Henry Kissinger lo resumió con elegancia seductora al decir que “el poder es el mayor de los afrodisíacos”. Pero Kissinger describió el síntoma, no la enfermedad. Porque un afrodisíaco despierta el deseo… pero no garantiza la plenitud. Algunos se excitan con el poder y nunca logran conectar con lo que verdaderamente importa.

Miremos la paradoja en acción:Los Clinton ganaron $109 millones en ocho años tras la Casa Blanca. Tony Blair se enriqueció sustancialmente en tres años post-política. No por inventar tecnología ni cultivar tierras, sino por monetizar la influencia: discursos, consultorías, conexiones opacas. Esto no es éxito.

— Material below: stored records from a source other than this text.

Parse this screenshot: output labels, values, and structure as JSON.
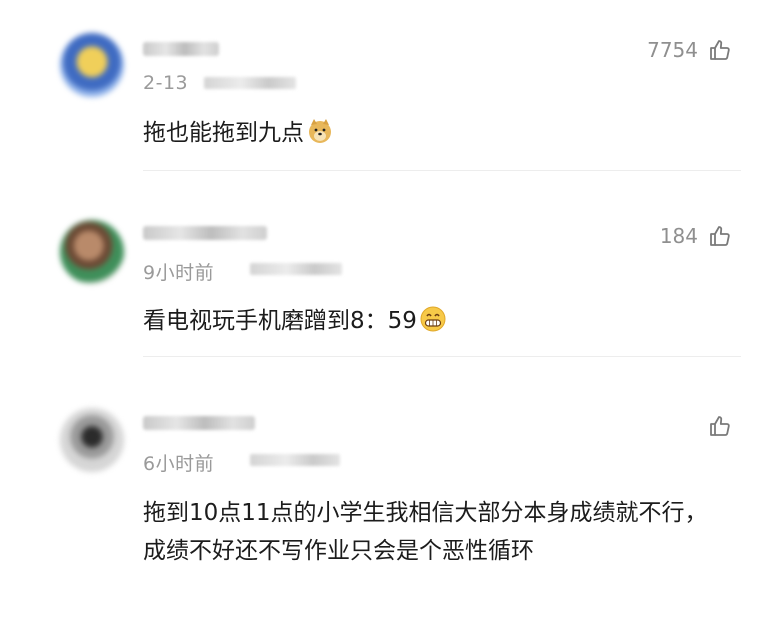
{
  "comments": [
    {
      "date": "2-13",
      "likes": "7754",
      "text": "拖也能拖到九点",
      "emoji": "doge-emoji"
    },
    {
      "date": "9小时前",
      "likes": "184",
      "text": "看电视玩手机磨蹭到8：59",
      "emoji": "grin-emoji"
    },
    {
      "date": "6小时前",
      "likes": "",
      "text": "拖到10点11点的小学生我相信大部分本身成绩就不行，成绩不好还不写作业只会是个恶性循环"
    }
  ],
  "icons": {
    "like": "thumbs-up-outline-icon"
  },
  "colors": {
    "text_primary": "#1c1c1c",
    "text_secondary": "#9a9a9a",
    "divider": "#ededed"
  }
}
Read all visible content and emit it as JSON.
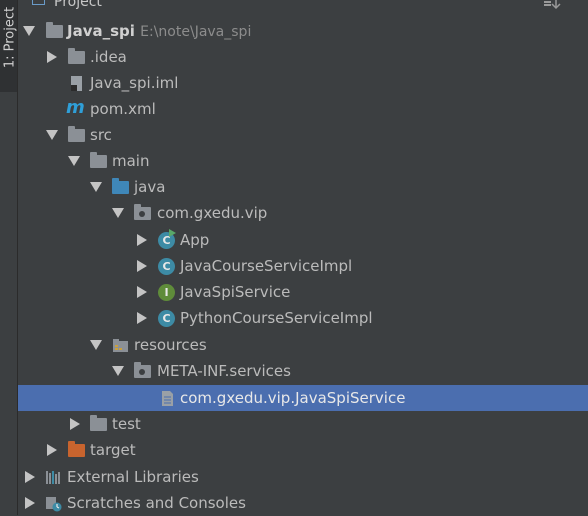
{
  "window": {
    "side_tab_label": "1: Project",
    "panel_title": "Project"
  },
  "colors": {
    "background": "#3c3f41",
    "selection": "#4b6eaf",
    "folder_source": "#3f87b8",
    "folder_excluded": "#c8642e",
    "class_icon": "#3d8ba5",
    "interface_icon": "#5f8c3a"
  },
  "tree": {
    "root": {
      "label": "Java_spi",
      "path": "E:\\note\\Java_spi"
    },
    "idea": {
      "label": ".idea"
    },
    "iml": {
      "label": "Java_spi.iml"
    },
    "pom": {
      "label": "pom.xml",
      "icon_letter": "m"
    },
    "src": {
      "label": "src"
    },
    "main": {
      "label": "main"
    },
    "java": {
      "label": "java"
    },
    "package": {
      "label": "com.gxedu.vip"
    },
    "app": {
      "label": "App",
      "icon_letter": "C"
    },
    "java_course": {
      "label": "JavaCourseServiceImpl",
      "icon_letter": "C"
    },
    "java_spi_service": {
      "label": "JavaSpiService",
      "icon_letter": "I"
    },
    "python_course": {
      "label": "PythonCourseServiceImpl",
      "icon_letter": "C"
    },
    "resources": {
      "label": "resources"
    },
    "meta_inf": {
      "label": "META-INF.services"
    },
    "service_file": {
      "label": "com.gxedu.vip.JavaSpiService"
    },
    "test": {
      "label": "test"
    },
    "target": {
      "label": "target"
    },
    "external_libraries": {
      "label": "External Libraries"
    },
    "scratches": {
      "label": "Scratches and Consoles"
    }
  }
}
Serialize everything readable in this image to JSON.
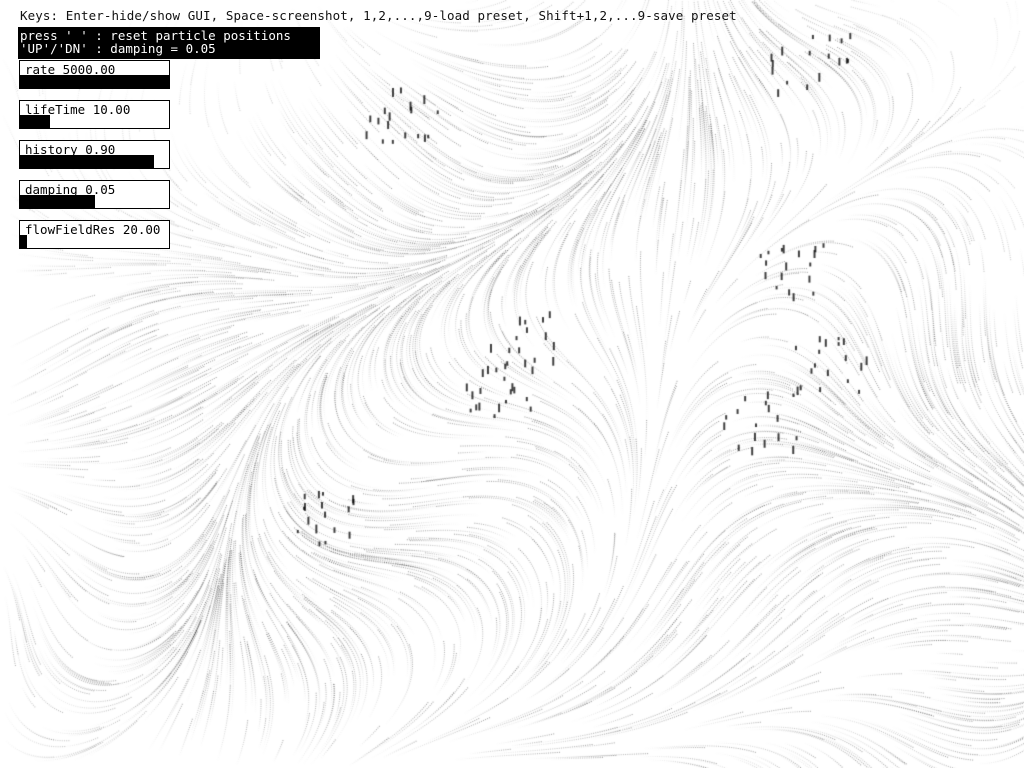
{
  "keys_help": "Keys: Enter-hide/show GUI, Space-screenshot, 1,2,...,9-load preset, Shift+1,2,...9-save preset",
  "info": {
    "line1": "press ' ' : reset particle positions",
    "line2": "'UP'/'DN' : damping = 0.05"
  },
  "sliders": [
    {
      "name": "rate",
      "label": "rate 5000.00",
      "fill": 1.0
    },
    {
      "name": "lifetime",
      "label": "lifeTime 10.00",
      "fill": 0.2
    },
    {
      "name": "history",
      "label": "history 0.90",
      "fill": 0.9
    },
    {
      "name": "damping",
      "label": "damping 0.05",
      "fill": 0.5
    },
    {
      "name": "flowfieldres",
      "label": "flowFieldRes 20.00",
      "fill": 0.05
    }
  ],
  "colors": {
    "background": "#ffffff",
    "particles": "#000000",
    "panel": "#000000",
    "panel_text": "#ffffff"
  }
}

Es la conversión del mandato público en capital privado —una alquimia peligrosa que transforma el servicio en mercancía.

Y en el sector corporativo, la precariedad es la nueva norma:El gerente moderno dura en promedio 6 años en su cargo, menos de la mitad que hace treinta años. No porque sea menos capaz, sino porque el sistema ya no premia la lealtad ni la visión a largo plazo; exige resultados trimestrales, virales, disruptivos… incluso si eso significa quemar capital humano, ético o ambiental.

Entonces surge la pregunta que nadie quiere formular en voz alta:¿Para qué sirve el poder si, una vez alcanzado, te descubre más vacío que antes?

Aquí está la distinción decisiva —y la idea más importante de todas: El poder instrumental busca dominar, controlar, acumular. Es efímero, competitivo y agotador. El poder transformador busca servir, elevar, sanar. Es sostenible, generativo y profundamente humano.

La tragedia moderna no es la lucha por el poder. Es la confusión sistemática entre estos dos tipos de poder, alimentada por una cultura que mide el valor por el ROI (Return on Investment) y olvida el ROH (Return on Humanity):

¿Cuántas vidas mejoraron por tu paso?

¿Cuánta justicia ayudaste a construir?

¿Cuánta dignidad devolviste a quienes la habían perdido?

 

El poder sin propósito es adicción disfrazada de ambición.El liderazgo sin ética es teatro con traje de ejecutivo.El éxito sin conciencia es un récord… que nadie celebrará en tu funeral.

Y es aquí donde todas las piezas convergen en una verdad ineludible:Las cosas que realmente importan —el amor, la integridad, la paz interior, el legado ético— no son acumulables. Son cultivables.No se compran con poder. Se construyen con presencia, con coherencia, con humildad. Y muchas veces, florecen precisamente cuando uno decide soltar el poder… para abrazar la responsabilidad.

 

REFLEXIONES DE UN SACERDOTE CATOLICO

El poder, cuando no nace del amor, se convierte en idolatría. Henry Kissinger dijo que era el mayor afrodisíaco, pero olvidó que todo poder sin servicio se vuelve corrupción del alma. Dios nos enseña que el verdadero poder es el de quien se arrodilla para lavar los pies de los demás. El poder auténtico no busca dominar, sino elevar; no acumula riquezas, sino misericordia. Quien usa su autoridad para construir justicia y sembrar paz se asemeja a Cristo, el Rey humilde. El poder que no sirve, no sirve para nada.